Have you ever played 2048 Game? If no, then probably it is worth trying :)
Many programmers spend many hours on this (both instead of work and instead of sleep). However, though it is addictive enough it is still simple to code. And now we are going to try - and try to invent solution which does not look too clumsy.
You will be given a 4-by-4 field randomly covered with values 2 and 4 along with the sequence of player moves,
specified with letters U for "up", D for "down", L for "left" and R for "right".
At each move all numbers at the field start sliding in a given direction and if two "tiles" with the same values are "pressed" against each other by this move, they combine producing a single tile with the sum value. Of course this frees one square of the board.
In case when more than 2 tiles with same numbers are so "pressing" in one line, firstly two "front" are combined,
i.e. if moving "down" and we have 3 similar tiles in column, two lowest are joined.
For example:
initial D R D
2 2 4 2 - - - - - - - - - - - -
4 2 2 4 2 2 4 2 - 4 4 2 - - 4 2
2 2 2 2 4 4 2 4 - 8 2 4 - 4 2 4
2 4 2 2 4 4 4 4 - - 8 8 - 8 8 8
Here three steps after initial position are shown - "down", "right" and "down". As you can see the last move joins nothing, only aligns tiles against the edge of the field.
Input data will contain initial setup - 4 lines of 4 values each.
The 5-th line will contain the sequence of moves.
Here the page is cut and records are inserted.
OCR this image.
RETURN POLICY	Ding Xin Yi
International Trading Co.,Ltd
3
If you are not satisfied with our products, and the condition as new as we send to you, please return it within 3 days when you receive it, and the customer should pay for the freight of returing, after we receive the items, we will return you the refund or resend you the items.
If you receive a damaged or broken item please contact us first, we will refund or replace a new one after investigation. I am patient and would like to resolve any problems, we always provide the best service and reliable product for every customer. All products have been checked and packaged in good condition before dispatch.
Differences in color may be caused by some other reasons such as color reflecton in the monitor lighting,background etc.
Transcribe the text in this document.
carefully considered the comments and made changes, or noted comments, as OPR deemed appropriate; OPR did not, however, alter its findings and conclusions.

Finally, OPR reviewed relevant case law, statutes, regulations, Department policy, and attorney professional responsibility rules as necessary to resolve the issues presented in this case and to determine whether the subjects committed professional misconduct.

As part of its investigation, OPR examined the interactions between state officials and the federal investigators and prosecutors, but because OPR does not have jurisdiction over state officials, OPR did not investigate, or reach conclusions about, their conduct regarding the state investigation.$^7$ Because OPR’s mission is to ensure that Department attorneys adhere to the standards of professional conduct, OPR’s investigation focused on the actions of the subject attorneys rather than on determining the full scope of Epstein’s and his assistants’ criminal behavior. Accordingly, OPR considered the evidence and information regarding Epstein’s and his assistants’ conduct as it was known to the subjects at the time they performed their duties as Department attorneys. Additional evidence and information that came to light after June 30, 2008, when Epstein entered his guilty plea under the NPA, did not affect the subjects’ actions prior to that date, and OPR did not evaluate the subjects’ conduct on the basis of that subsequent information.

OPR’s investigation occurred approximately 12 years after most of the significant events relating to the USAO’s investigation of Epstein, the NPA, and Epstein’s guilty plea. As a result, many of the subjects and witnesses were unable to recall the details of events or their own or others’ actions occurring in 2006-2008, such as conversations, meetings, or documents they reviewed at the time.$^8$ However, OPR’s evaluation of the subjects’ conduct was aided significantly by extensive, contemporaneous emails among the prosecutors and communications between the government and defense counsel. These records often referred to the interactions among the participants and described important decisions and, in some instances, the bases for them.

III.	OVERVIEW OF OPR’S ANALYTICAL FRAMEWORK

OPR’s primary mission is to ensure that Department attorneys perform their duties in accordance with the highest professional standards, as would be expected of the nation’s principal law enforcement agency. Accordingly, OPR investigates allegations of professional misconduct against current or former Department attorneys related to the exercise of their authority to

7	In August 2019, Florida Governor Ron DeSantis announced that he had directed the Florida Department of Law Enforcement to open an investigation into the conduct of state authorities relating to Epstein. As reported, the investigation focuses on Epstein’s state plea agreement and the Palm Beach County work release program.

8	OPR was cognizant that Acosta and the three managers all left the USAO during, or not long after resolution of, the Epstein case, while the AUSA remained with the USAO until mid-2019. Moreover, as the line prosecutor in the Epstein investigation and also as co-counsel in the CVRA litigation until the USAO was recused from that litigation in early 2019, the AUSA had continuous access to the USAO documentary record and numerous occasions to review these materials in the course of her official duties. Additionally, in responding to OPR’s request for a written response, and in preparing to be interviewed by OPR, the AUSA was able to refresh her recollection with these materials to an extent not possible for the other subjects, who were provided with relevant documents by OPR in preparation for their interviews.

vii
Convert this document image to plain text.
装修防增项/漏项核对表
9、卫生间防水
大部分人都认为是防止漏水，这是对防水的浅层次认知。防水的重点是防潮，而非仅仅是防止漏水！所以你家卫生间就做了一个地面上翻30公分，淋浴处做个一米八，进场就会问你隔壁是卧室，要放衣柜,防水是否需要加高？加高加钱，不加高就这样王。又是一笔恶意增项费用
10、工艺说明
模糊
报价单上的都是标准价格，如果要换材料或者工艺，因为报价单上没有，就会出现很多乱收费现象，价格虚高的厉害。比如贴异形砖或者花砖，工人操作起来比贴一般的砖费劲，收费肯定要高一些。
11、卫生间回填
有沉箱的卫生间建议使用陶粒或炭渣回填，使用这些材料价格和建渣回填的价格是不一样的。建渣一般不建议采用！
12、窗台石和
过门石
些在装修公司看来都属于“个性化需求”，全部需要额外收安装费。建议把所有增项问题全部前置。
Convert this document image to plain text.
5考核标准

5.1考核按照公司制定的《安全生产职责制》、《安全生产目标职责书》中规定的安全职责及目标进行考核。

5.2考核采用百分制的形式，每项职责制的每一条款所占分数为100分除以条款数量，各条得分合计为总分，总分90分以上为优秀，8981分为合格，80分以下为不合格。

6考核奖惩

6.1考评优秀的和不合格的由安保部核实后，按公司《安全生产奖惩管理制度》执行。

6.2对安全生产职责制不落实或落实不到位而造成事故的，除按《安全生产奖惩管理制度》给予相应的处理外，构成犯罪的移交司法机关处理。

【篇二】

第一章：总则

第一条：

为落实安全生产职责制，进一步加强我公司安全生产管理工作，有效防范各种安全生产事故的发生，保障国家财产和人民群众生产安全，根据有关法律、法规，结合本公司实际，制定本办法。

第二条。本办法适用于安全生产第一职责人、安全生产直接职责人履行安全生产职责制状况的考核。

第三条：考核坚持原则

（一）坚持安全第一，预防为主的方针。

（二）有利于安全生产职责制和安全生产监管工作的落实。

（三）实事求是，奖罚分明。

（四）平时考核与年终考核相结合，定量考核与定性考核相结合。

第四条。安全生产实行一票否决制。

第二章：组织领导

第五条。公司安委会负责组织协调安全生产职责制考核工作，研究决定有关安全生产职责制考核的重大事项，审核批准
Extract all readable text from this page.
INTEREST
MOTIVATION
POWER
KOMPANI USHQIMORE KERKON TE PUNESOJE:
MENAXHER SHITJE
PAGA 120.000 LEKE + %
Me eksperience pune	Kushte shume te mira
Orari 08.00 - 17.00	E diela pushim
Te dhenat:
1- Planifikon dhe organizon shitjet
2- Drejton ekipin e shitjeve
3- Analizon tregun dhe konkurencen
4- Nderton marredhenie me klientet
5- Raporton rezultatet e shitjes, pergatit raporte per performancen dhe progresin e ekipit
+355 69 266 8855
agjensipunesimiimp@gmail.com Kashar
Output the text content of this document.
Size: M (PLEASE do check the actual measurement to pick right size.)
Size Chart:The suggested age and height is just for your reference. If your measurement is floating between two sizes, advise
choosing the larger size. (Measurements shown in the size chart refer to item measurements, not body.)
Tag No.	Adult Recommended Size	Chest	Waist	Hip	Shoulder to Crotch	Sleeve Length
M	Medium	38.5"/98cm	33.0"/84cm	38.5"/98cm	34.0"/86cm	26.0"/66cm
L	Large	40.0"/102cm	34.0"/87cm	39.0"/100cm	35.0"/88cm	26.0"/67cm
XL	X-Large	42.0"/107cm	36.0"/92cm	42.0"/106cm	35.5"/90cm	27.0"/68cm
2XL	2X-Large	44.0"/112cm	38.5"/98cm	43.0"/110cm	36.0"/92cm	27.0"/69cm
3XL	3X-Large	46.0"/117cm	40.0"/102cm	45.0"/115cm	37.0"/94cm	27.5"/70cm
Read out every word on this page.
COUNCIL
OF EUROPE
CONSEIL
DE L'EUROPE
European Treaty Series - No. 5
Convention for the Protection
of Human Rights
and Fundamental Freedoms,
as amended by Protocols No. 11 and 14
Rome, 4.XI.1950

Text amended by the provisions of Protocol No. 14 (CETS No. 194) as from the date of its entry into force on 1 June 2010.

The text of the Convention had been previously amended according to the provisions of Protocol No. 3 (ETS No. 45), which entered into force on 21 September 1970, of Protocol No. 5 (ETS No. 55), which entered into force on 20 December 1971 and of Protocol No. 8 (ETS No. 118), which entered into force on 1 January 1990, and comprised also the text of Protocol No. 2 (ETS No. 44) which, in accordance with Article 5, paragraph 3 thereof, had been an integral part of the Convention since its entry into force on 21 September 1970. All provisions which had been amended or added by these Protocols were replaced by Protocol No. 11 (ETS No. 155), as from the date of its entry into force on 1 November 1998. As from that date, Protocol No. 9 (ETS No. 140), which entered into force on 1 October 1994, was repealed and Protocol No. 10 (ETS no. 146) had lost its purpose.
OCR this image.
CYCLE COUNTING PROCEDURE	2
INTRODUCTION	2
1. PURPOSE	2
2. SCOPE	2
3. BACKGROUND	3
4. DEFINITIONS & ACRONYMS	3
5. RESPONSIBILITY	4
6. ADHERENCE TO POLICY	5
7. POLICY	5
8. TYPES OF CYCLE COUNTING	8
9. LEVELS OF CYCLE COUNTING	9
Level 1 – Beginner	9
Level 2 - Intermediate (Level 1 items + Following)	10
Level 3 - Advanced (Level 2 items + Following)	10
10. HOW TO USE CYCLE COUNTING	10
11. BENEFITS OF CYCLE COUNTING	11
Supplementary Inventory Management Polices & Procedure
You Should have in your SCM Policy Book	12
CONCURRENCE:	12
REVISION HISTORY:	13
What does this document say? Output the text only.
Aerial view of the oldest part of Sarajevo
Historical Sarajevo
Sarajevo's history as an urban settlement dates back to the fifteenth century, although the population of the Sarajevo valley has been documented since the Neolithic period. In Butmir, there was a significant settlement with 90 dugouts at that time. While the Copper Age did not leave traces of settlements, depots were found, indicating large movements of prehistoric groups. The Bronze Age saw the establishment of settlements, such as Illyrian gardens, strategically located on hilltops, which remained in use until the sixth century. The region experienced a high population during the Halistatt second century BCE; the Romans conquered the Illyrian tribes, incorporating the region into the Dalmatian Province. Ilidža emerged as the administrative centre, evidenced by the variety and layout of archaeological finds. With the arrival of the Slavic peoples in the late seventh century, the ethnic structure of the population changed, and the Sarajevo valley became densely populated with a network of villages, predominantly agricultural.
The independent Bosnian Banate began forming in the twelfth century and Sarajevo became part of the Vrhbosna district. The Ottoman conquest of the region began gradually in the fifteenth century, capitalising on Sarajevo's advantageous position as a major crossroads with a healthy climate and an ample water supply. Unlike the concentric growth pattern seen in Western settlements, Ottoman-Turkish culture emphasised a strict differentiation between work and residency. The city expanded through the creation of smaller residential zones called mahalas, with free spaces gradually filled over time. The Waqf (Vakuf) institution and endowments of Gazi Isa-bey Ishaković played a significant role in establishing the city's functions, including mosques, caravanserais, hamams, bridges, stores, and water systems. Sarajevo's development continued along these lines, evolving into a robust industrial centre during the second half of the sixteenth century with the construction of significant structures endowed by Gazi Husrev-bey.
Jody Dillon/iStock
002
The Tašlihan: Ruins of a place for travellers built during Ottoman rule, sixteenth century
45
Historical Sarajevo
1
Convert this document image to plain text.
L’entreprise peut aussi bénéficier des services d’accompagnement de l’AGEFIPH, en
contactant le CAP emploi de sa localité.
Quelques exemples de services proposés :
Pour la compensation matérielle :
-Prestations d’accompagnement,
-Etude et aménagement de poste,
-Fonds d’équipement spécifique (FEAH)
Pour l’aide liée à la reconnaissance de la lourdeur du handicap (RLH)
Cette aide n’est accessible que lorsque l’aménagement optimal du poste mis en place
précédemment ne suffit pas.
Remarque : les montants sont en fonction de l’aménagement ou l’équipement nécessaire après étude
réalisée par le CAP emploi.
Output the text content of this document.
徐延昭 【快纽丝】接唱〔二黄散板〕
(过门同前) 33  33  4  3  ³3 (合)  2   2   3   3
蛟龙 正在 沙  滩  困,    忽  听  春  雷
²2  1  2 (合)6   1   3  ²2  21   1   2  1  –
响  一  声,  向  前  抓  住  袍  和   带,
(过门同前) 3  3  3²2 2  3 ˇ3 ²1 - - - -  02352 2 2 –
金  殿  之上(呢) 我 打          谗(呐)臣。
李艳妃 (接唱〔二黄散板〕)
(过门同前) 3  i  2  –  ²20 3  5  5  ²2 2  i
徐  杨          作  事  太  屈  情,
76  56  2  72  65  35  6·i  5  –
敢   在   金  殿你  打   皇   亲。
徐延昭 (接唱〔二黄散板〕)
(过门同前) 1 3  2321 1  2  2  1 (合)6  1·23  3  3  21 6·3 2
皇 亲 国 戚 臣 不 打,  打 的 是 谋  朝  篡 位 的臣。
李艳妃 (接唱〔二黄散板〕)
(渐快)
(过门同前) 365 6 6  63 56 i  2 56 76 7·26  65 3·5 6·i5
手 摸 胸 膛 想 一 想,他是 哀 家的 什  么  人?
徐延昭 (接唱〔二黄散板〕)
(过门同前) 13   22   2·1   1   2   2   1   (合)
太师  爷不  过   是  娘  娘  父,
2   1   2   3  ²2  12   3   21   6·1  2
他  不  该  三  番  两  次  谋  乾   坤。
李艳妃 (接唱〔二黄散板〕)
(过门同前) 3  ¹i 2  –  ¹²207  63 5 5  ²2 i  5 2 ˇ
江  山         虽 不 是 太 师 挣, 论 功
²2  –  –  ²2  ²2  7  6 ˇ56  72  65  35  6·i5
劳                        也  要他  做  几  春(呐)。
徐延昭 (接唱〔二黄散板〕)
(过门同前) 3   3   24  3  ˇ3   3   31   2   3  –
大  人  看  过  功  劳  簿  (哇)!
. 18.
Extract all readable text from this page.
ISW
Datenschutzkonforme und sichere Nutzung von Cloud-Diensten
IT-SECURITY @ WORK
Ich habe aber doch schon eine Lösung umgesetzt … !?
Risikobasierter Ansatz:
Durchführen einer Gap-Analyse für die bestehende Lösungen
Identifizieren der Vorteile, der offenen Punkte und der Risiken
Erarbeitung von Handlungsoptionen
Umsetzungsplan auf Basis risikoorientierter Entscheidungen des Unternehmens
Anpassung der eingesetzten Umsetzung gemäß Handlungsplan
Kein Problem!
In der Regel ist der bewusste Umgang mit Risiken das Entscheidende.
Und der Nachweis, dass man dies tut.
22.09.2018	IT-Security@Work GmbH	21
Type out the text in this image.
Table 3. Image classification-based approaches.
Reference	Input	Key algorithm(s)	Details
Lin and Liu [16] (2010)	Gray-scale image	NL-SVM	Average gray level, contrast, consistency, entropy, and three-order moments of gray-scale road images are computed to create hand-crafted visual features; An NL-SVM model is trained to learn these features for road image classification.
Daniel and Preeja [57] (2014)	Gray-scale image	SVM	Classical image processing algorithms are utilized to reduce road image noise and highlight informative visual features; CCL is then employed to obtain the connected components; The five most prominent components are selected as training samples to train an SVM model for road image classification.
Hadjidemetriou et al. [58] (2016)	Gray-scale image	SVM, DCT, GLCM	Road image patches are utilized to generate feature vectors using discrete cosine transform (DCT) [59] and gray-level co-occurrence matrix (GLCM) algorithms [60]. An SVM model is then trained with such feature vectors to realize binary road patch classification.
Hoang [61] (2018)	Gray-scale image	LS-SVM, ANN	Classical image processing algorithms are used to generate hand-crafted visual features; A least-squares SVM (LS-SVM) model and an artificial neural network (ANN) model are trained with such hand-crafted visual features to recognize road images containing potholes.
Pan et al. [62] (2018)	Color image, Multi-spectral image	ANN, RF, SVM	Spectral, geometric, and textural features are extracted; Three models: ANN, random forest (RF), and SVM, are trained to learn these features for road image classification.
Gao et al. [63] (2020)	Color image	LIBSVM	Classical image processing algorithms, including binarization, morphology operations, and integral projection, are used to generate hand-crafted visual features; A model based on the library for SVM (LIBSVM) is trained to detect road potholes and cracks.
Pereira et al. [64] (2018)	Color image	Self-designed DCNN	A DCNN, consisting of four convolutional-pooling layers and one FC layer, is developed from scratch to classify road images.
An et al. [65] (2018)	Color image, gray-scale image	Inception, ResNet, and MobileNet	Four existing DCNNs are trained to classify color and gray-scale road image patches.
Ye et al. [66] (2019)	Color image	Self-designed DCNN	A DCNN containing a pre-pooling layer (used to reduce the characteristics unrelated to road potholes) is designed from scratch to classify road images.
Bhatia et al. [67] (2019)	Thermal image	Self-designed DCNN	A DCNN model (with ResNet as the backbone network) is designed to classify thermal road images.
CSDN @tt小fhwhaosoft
Answer should contain the counts of tiles of each kind after these moves, in order - i.e. first the amount of
2-s, then amount of 4-s etc.
Example:
input data:
2 2 4 2
4 2 2 4
2 2 2 2
2 4 2 2
D R D L U
answer:
0 2 2 1
Note: here the amount of 2-s is zero and amount of 32-s and greater tiles too - but you should omit spare zeroes
on the right.